A diferença entre o Transtorno por Estresse Pós-Traumático e o Transtorno de Adaptação se resume a dois aspectos:

1. – Quanto ao tipo de estressor. O Transtorno de Adaptação ou de Ajustamento é uma resposta emocional aos estressores mais comuns do cotidiano, enquanto no Transtorno por Estresse Pós-Traumático o estressor deve ser extremamente intenso, deve ter uma natureza excepcionalmente ameaçadora ou catastrófica, e que provocaria sintomas evidentes de perturbação na maioria dos indivíduos submetidos a ele.
2. – Quanto ao tempo da reação. O Transtorno de Adaptação ou de Ajustamento é uma resposta emocional crônica aos estressores que se sucedem no cotidiano, como se fosse uma somatória de várias circunstâncias diante das quais as pessoas vão, paulatinamente, apresentando alterações emocionais; mudança de cidade, mudança de emprego, revés econômico, perda do emprego, etc. No Transtorno por Estresse Pós-Traumático o estressor é único e a reação é aguda, o quadro todo aparece em pouco tempo (dias), imediata ou mediatamente ao estresse vivido.

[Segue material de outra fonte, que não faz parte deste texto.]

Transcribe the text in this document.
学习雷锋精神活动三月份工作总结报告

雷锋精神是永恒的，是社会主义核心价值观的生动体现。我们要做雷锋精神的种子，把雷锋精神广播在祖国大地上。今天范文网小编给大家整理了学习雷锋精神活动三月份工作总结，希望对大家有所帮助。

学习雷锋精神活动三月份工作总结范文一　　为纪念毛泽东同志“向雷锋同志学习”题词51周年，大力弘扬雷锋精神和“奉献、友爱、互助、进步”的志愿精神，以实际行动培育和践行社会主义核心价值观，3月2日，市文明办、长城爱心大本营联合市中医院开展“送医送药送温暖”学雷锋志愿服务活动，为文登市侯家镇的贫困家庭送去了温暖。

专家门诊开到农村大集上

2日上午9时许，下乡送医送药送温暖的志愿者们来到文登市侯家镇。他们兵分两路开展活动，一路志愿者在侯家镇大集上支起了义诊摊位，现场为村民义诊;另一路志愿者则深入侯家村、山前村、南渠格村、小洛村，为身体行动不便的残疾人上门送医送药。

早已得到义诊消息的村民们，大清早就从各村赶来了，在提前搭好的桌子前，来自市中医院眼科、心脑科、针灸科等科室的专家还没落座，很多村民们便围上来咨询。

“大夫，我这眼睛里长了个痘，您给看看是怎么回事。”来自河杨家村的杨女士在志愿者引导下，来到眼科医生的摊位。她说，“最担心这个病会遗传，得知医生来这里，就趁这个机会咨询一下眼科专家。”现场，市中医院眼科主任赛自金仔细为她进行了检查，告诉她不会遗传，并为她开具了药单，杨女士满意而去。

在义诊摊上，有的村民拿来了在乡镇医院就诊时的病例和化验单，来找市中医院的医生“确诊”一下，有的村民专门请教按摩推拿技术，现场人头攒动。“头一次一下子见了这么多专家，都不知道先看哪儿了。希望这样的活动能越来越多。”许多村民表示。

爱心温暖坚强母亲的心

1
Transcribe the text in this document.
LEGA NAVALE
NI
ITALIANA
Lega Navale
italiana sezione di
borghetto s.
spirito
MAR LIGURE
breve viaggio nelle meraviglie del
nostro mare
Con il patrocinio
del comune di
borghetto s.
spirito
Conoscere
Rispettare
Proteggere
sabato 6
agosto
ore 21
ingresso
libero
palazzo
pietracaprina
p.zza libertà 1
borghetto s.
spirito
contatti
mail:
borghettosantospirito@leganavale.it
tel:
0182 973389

Quando a mídia noticia a violência do cotidiano, em todas as esferas, há um zelo especial em informar bem sobre os prejuízos diretos da violência, principalmente, sobre os danos físicos e os prejuízos materiais envolvidos nessa comoção da vida moderna. Mas isso não reflete o total dos prejuízos que sofre a pessoa.

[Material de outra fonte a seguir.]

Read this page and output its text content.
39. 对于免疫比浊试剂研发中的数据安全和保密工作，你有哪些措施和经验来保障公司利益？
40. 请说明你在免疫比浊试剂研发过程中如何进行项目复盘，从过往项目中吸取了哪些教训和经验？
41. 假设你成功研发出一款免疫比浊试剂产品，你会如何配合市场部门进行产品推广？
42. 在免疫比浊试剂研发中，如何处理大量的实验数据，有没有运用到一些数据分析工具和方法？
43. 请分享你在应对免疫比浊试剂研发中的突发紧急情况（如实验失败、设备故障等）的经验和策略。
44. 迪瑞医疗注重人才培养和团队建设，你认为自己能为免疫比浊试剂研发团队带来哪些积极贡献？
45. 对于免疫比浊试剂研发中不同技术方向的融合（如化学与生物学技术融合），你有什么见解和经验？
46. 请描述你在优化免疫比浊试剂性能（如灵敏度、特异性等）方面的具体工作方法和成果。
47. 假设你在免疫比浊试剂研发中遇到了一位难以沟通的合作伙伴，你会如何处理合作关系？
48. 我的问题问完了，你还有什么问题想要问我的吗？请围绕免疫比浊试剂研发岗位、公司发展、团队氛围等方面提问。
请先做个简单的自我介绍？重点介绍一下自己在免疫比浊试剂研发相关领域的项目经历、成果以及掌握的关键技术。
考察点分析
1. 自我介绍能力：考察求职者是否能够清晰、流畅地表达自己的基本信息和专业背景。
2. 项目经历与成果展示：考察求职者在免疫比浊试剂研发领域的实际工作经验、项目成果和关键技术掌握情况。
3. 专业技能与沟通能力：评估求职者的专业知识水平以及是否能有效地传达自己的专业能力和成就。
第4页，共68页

Nas últimas décadas tem havido um aumento da prevalência do Transtorno por Estresse Pós-Traumático para a população em geral, com taxas mais altas ainda entre adolescentes e adultos jovens. O aumento da prevalência implica num aumento real da possibilidade de ocorrência de Transtorno por Estresse Pós-Traumático durante o tempo de vida da pessoa.

Ainda que, por definição, a vivência traumática para produzir um Transtorno de Estresse Pós-Traumático se centralize em experiências humanas consideradas “fora do normal”, como por exemplo, combates militares, torturas e desastres naturais, seqüestros, terrorismo, etc, também a agressão urbana cotidiana e desmedida, bem como o diagnóstico de uma doença potencialmente mortal, a ameaça de falência econômica e, conseqüentemente existencial, atualmente também tem sido suficiente agente estressante para produzir reações igualmente traumáticas (DSM-IV).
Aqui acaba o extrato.